Distribution des "colis Croix-Rouge" dans les commandos
  

Source : DURAND, Yves: La captivité. Histoire des prisonniers de guerre français 1939-1945, Paris: Fédération nationale des Combattants Prisonniers de Guerre, 1980, p. 206

L'approvisionnement et les vêtements étaient un aspect essentiel pour la survie. Les prisonniers n´eurent à disposition dans un premier temps que les vêtements d’été qu´ils portaient le jour de leur capture en 1940. Dans les commandos de travail, qui recevaient plus difficilement les envois de secours, l'approvisionnement en vêtements était déjà si critique en 1942 que les patrons eux-mêmes s’occupèrent dans certains cas de parer au plus pressé. L'alimentation n´était suffisante que grâce aux paquets envoyés par les familles, le gouvernement et la Croix-Rouge, car les rations allemandes prévues étaient maigres. Le matin, il y avait un thé léger ou un ersatz de café avec un peu de pain. Les jours de travail, une soupe qui devint de plus en plus liquide, la plupart du temps à base de choux, de pommes de terre, d´orge, d´orties ou de rutabagas, était servie le midi ou le soir soit à l´usine soit au camp. L´autre repas était parfois constitué d´une tartine avec de la margarine. Non seulement les rations diminuaient continuellement, mais d’autre part la qualité des repas ne correspondait pas à ce que connaissaient les Français, même ceux de condition sociale modeste. Les prisonniers de guerre ne pouvaient acheter des denrées non rationnées que dans les Stalags ou dans les points de vente autorisés car, jusqu´en septembre 1944, ils n´avaient pas d´argent allemand mais seulement des « marks de camp ». Les prisonniers de guerre souffrirent de faim avant que la distribution des paquets et des envois de secours soit organisée et à partir de juin 1944 lorsque les échanges postaux avec la France furent interrompus après le débarquement des Alliés. Les rations allemandes furent alors réduites à l'extrême minimum et tout ce qui fut mangeable fut mangé, un chat ou des fleurs dans un pré s'il le fallait.

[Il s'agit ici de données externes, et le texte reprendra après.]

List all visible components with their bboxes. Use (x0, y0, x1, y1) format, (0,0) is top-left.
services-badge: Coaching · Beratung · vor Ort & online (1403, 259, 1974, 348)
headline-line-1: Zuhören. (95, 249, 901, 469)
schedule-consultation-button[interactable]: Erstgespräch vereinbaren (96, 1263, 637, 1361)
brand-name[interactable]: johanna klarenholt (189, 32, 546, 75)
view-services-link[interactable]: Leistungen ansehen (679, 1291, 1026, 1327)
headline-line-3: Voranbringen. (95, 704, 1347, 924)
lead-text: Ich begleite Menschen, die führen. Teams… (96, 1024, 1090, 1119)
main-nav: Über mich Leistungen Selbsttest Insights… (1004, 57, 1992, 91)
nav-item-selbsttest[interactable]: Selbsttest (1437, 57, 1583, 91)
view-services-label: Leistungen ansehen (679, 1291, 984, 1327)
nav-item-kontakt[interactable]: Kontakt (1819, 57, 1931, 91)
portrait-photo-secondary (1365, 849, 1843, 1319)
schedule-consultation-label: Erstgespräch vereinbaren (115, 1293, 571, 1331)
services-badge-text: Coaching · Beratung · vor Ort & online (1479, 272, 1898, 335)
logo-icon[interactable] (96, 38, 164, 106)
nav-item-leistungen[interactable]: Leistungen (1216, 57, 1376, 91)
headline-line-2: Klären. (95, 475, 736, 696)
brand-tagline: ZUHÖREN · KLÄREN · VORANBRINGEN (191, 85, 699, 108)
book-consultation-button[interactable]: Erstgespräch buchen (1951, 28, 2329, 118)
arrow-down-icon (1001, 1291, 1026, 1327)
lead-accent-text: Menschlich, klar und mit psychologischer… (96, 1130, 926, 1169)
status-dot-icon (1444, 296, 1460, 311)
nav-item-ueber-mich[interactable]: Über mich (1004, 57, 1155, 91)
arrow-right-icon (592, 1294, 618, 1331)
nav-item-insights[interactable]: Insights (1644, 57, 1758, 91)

Spécimen d’une carte postale pour les prisonniers de guerre

Source : BORIES-SAWALA, Helga, Franzosen im "Reichseinsatz" Deportation, Zwangsarbeit, Alltag. Erfahrungen und Erinnerungen von Kriegsgefangenen und Zivilarbeitern, Francfort/Main, Berne, New York: Lang 1996, vol. 3, p. 228

Si le contenu des paquets était donc d´une importance considérable, leur signification affective comme celle des lettres échangées avec la famille et les amis en France ne l´était pas moins. Lorsque les anciens prisonniers ont gardé quelque chose de ce temps, c’est une petite liasse de lettres ficelée. Les prisonniers avaient le droit d´écrire deux lettres de 25 lignes et deux cartes postales de sept lignes par mois, sur des formulaires spéciaux. Les lettres étaient soumises à la censure et étaient lues et contrôlées aussi bien par la poste allemande que française. L´acheminement du courrier durait de trois à quatre semaines. Les prisonniers de guerre avaient le droit de recevoir un paquet de 5 kg tous les deux mois ainsi que deux petits paquets de 500 g ou un d´un kilo par mois contre des étiquettes que les prisonniers envoyaient à leurs familles. Bien sûr, le contenu était fortement réglementé. Les chaussures, vêtements, denrées alimentaires, bonbons, tabac, savon, jeux de cartes et livres au contenu anodin étaient autorisés. Par contre, tout ce qui aurait pu faciliter une tentative d´évasion était défendu. Le contenu des paquets français était d’ailleurs tentant pour certains gardiens allemands. Parfois, des choses avaient déjà disparu des paquets lorsqu´ils arrivaient à destination, d´autres fois, elles disparaissaient lors du contrôle des chambres et des placards, et certaines marchandises servaient comme monnaie d’échange sur le marché noir. Le repas préparé avec des aliments provenant des paquets et pris en commun par une « popote » - faisait partie des rares moments de bonheur de la captivité.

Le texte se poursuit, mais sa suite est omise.